The green tea will reduce the harmful effects of the western diet
Published the 07.08.2017 at 18h12
An additional reason to drink green tea. According to a study published in the journal FASEB Journal and conducted on rodents, epigallocatechin gallate (EGCG), an antioxidant that is found in abundance in green tea, would enhance brain health. The study shows that catechin can limit the absorption of fat by the body and thus, reduce the risk of insulin resistance and cognitive decline.
Previous work had already highlighted the benefits of the EGCG in the prevention of several pathologies. This time, the researchers are interested in the potential of this component and on its ability to limit the deleterious effects of the western diet is too rich in fats and sugars, and is associated with a surrisque of cognitive decline and insulin resistance.
Weight gain limited
The researchers divided male mice aged three months, in three groups. The first was fed according to a standard diet. The second received a diet rich in fats and sugars. The latter received the same diet, but supplemented with EGCG.
For 16 weeks, the team has collected data on the three groups. It has been observed that mice fed with a high-fat diet sweet and had a body mass much higher than the control group, but also in the group that received the same diet and EGCG.
Rodents have undergone a series of tests to assess their cognitive performance.

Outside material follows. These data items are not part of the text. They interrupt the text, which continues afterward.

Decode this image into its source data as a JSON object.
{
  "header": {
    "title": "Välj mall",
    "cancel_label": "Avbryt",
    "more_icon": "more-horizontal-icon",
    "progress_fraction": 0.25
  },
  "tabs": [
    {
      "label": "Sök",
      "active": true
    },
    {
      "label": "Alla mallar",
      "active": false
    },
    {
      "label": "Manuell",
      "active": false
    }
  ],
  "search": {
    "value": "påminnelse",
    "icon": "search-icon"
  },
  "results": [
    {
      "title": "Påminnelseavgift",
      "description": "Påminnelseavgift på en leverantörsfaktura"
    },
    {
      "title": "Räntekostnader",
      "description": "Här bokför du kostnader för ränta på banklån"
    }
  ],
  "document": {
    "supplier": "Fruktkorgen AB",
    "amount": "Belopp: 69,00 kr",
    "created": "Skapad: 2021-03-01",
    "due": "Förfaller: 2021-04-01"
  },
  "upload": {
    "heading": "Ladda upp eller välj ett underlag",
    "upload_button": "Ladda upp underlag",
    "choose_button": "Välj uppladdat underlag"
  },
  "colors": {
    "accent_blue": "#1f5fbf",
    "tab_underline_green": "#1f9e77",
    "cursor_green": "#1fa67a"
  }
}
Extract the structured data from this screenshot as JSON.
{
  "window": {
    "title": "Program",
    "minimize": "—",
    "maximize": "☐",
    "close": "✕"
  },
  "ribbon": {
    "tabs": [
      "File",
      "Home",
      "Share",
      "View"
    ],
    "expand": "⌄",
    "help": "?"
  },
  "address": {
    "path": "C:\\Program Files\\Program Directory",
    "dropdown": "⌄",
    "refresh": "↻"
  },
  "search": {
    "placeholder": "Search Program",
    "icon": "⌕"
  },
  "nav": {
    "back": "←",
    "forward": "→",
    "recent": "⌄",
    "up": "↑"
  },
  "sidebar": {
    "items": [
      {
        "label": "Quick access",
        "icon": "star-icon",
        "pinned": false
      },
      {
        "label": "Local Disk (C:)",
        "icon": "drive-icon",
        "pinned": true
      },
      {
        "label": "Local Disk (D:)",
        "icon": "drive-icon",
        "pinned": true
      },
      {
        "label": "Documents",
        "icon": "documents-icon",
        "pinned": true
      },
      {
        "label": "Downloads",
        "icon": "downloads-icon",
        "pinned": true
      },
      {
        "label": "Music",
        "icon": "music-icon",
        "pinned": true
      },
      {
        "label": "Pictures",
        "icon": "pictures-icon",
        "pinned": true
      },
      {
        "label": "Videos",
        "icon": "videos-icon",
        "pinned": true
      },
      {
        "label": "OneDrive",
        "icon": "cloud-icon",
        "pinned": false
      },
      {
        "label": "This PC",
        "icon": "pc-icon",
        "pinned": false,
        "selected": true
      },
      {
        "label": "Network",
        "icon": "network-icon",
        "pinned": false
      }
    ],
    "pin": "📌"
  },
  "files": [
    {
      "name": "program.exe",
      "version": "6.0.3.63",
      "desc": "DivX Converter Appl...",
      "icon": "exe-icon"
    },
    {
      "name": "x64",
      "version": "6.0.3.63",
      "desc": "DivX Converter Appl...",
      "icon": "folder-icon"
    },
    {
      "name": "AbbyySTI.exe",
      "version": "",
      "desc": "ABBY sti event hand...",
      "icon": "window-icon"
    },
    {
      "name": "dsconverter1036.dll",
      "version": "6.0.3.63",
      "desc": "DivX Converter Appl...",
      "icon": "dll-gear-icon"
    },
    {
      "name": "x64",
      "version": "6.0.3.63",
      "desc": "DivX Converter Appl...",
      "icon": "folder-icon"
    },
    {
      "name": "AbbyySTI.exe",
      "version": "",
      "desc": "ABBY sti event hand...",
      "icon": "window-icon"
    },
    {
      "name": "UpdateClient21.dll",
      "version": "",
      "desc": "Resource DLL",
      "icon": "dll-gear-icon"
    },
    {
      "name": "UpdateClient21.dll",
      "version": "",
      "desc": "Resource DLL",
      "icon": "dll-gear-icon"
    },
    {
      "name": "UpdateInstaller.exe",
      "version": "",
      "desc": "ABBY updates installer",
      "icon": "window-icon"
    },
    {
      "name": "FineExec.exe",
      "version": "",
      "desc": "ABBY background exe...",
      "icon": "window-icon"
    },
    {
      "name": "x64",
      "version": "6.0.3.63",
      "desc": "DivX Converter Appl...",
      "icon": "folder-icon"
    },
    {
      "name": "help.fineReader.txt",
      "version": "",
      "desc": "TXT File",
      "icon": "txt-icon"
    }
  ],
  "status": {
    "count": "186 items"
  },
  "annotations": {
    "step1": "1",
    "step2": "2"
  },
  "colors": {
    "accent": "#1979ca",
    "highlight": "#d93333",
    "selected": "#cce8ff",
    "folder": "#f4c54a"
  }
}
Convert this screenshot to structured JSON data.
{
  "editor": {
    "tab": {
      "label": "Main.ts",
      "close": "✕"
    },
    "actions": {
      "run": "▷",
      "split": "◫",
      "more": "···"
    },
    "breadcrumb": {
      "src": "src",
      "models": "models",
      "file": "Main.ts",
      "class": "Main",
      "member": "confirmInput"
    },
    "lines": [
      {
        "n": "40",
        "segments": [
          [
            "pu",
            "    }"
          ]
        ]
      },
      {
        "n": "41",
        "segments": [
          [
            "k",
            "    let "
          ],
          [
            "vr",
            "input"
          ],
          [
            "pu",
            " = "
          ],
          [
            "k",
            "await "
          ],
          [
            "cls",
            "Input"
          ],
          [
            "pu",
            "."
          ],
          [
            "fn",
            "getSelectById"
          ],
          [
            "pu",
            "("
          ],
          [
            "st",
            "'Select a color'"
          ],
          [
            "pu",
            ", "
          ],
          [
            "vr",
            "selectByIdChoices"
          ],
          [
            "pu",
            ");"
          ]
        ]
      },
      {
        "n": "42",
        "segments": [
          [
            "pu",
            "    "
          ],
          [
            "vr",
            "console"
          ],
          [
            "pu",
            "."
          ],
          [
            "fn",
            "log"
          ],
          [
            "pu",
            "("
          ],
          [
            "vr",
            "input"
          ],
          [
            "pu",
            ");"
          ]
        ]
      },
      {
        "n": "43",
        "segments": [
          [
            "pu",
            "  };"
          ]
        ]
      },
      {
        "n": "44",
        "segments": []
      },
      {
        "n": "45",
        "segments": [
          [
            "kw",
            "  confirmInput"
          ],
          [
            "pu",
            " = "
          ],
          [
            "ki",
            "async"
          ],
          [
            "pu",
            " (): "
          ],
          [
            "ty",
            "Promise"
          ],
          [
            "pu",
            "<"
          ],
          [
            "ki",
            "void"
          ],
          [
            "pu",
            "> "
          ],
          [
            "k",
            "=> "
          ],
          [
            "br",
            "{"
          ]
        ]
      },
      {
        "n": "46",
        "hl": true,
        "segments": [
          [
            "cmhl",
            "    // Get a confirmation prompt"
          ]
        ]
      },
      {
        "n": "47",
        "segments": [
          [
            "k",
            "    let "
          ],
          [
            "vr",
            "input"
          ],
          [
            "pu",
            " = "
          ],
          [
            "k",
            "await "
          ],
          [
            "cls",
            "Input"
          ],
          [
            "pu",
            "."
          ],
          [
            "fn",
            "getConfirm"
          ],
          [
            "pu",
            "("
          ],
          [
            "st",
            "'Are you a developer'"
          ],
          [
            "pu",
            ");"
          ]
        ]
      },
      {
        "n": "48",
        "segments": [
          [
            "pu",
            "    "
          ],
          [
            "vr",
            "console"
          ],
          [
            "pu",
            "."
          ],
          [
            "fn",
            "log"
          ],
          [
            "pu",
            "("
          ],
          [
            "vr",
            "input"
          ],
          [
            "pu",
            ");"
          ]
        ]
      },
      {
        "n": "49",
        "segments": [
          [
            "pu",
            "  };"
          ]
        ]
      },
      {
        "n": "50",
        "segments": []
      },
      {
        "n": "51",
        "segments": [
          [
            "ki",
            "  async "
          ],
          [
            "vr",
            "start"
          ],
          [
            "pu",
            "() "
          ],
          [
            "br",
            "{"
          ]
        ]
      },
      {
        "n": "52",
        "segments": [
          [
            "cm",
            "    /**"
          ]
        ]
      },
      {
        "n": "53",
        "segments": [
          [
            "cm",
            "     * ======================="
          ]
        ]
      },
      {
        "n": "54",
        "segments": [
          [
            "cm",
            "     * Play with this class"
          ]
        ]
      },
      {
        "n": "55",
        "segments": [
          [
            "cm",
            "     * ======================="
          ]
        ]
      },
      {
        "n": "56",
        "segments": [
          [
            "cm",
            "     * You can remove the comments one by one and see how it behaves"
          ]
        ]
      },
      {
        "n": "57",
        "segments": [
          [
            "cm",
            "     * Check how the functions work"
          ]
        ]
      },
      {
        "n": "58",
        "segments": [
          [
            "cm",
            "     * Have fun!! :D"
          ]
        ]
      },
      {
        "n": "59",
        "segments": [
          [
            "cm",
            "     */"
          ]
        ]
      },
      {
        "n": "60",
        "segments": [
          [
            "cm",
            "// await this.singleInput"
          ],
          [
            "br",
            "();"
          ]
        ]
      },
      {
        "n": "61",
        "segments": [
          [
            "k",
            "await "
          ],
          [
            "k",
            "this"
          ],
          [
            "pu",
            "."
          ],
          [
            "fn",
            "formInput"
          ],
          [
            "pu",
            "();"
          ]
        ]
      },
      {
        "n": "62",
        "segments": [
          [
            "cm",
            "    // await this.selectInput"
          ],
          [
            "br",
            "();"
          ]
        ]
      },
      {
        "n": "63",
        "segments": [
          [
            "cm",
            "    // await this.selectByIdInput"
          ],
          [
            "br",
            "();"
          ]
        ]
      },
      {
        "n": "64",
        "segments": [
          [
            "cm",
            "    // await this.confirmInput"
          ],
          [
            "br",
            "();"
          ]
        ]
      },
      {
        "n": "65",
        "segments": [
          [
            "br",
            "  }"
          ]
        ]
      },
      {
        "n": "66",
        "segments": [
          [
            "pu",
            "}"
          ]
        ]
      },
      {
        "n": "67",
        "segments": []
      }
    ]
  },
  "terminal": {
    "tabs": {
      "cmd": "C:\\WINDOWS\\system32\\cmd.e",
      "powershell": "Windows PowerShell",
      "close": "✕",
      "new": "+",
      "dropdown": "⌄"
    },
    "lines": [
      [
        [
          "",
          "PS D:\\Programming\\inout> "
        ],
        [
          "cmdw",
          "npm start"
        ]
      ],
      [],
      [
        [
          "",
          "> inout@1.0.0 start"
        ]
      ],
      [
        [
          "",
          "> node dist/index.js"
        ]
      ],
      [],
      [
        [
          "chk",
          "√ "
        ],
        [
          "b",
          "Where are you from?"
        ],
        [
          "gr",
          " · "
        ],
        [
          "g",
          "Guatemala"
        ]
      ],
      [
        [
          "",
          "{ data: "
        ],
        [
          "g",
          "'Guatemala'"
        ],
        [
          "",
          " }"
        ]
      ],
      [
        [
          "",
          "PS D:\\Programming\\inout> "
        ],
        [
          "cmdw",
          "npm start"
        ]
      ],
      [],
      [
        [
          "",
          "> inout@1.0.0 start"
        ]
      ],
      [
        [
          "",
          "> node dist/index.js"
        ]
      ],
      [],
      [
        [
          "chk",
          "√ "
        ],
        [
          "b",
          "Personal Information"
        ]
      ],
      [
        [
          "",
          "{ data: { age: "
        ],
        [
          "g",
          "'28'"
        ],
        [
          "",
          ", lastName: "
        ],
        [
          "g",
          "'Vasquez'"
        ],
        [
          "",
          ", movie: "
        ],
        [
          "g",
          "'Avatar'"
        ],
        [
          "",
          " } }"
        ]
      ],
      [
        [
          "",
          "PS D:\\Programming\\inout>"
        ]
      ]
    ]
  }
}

However, those who had received the high-fat diet and sweet had more of a challenge to all the exercises of memory that those who had been supplemented.
Do not abuse
According to the researchers, these results suggest that EGCG could mitigate the risks induced by diets too much fat and sugar. The ideal would be, of course, adopt a healthy diet, but let’s be pragmatic. “The usual ancestral of drinking green tea could be an alternative and even more effective than the medicine, when it comes to fighting obesity, insulin resistance and memory impairment,” write the authors. Results to confirm emergency in humans, as they open up outlook.
For many, abuse of the green tea bags or a food supplement containing EGCG would not be prudent. Suspicions weigh on its toxicity on the liver at high doses. Another study, published in the journal Toxicology Letters, returns on these risks in order to attempt to evaluate them. The authors recommend not to exceed the dose of 300mg of EGCG per day to reduce the risk of liver disease related to overconsumption.